For Nige­ria to ben­e­fit from in­ter­na­tional trade and to bring its trade deficit with China to a min­i­mum, the coun­try must re­vamp its in­fra­struc­ture, es­pe­cially its rail­ways, roads and avi­a­tion net­works. This will pro­vide easy ac­ces­si­bil­ity to ar­eas of pro­duc­tion and markets.
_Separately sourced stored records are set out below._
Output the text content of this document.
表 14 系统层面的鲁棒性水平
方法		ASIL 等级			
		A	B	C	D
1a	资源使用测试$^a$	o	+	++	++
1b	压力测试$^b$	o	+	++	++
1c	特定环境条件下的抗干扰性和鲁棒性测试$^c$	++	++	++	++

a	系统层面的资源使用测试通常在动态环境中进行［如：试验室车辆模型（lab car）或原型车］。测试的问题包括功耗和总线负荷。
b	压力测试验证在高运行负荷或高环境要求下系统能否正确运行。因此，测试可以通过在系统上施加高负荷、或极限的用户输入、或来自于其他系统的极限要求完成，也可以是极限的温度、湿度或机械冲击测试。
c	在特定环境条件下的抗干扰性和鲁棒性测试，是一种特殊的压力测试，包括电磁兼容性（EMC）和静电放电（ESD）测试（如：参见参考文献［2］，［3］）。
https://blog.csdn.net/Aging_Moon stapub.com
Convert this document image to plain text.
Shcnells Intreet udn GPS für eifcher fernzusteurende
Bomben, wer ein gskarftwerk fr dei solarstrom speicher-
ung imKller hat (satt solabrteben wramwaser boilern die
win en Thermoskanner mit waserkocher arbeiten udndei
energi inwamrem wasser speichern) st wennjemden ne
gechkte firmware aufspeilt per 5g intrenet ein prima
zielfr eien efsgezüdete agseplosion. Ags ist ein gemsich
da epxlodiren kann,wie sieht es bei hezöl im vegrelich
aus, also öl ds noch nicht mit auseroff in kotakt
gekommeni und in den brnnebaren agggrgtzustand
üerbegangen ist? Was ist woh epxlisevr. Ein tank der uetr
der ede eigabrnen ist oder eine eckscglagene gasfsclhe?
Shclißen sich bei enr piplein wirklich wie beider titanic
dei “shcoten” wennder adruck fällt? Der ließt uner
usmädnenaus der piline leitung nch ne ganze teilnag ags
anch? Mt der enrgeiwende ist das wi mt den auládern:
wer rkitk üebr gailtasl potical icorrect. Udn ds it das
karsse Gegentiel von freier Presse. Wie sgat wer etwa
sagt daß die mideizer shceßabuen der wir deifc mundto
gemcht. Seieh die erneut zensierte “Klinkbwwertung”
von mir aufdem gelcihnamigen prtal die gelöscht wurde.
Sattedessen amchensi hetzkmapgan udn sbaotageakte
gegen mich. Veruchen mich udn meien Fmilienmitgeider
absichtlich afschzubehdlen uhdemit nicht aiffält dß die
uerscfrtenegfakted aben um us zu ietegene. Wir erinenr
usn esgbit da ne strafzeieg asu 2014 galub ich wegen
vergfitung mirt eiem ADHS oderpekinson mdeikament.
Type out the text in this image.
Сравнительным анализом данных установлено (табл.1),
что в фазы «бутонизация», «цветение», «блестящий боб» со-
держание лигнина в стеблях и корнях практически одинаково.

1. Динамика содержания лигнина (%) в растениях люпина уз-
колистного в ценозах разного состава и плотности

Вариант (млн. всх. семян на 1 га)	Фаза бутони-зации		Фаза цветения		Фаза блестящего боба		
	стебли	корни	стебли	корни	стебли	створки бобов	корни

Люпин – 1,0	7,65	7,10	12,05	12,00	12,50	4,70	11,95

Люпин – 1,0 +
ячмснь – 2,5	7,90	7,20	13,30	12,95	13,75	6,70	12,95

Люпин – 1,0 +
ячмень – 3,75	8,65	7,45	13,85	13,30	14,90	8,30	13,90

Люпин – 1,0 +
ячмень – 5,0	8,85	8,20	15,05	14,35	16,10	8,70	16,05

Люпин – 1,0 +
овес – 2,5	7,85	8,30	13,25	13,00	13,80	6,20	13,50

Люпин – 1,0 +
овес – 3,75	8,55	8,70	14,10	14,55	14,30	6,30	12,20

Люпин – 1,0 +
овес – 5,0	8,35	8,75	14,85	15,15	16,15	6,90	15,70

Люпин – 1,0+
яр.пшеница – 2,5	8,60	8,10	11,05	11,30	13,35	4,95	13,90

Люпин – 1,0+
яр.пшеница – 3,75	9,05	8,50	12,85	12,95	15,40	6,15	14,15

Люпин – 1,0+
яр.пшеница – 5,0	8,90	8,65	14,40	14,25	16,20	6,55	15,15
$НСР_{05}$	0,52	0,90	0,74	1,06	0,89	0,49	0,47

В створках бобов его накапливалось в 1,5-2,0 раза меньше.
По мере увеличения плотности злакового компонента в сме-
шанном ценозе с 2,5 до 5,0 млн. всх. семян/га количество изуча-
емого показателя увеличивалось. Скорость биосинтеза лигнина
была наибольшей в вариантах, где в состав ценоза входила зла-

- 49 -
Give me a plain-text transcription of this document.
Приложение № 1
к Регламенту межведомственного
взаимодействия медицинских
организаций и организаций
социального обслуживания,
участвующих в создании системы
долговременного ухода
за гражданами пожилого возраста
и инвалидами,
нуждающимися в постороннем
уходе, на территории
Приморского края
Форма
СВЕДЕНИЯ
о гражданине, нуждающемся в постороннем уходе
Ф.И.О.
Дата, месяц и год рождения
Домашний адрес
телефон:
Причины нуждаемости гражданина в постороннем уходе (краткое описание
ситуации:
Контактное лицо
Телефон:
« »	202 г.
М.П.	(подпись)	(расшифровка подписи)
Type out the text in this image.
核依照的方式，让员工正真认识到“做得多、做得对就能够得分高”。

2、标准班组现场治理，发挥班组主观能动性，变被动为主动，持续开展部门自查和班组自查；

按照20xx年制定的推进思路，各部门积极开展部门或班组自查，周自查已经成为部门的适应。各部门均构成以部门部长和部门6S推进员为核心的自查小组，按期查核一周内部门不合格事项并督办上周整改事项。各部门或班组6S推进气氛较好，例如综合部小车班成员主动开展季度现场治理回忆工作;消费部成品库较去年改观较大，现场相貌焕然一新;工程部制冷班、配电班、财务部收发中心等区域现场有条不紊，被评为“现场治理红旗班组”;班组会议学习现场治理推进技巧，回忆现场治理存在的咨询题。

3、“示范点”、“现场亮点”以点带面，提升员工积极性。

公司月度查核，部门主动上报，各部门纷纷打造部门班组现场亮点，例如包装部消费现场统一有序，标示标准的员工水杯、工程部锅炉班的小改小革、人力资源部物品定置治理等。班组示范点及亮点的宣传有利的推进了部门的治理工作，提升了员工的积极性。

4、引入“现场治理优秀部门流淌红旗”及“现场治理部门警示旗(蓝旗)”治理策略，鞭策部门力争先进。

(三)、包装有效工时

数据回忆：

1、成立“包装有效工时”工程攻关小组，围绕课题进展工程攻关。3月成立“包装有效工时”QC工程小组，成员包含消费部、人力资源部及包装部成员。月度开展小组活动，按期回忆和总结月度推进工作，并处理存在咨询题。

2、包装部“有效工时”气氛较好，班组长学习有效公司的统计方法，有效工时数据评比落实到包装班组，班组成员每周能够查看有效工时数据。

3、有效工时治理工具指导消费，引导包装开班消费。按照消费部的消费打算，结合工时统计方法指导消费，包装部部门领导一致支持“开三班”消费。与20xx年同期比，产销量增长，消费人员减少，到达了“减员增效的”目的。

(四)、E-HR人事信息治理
The fourth and fi­nal fac­tor that needs to be ad­dressed to im­prove Nige­ria's balance of trade with China is for the Chi­nese gov­ern­ment to de­clare its readi­ness to en­cour­age Chi­nese com­pa­nies to “out­source and off-shore” to Nige­ria.

Con­clu­sion

Trade re­mains a core in­ter­est of many coun­tries and by far an ex­cep­tional ex­ter­nal con­di­tion for eco­nomic growth and de­vel­op­ment. For Nige­ria to cur­tail its trade dis­par­ity with China and to fur­ther max­i­mize the ben­e­fits of in­ter­na­tional trade for eco­nomic de­vel­op­ment, the Nige­rian gov­ern­ment must do the need­ful. It must move away from the com­mod­ity trap, in­dus­tri­al­ize, build its in­fra­struc­ture and make its trade poli­cies with China and other coun­tries a core in­ter­est of the state.

The coun­try also needs as­tute poli­cies to guide all its en­gage­ments in in­ter­na­tional re­la­tions.

Nige­ria-China trade ac­counts for 8.3% of China's to­tal trade with Africa, and 42% of China's trade with the Eco­nomic Com­mu­nity of West African States.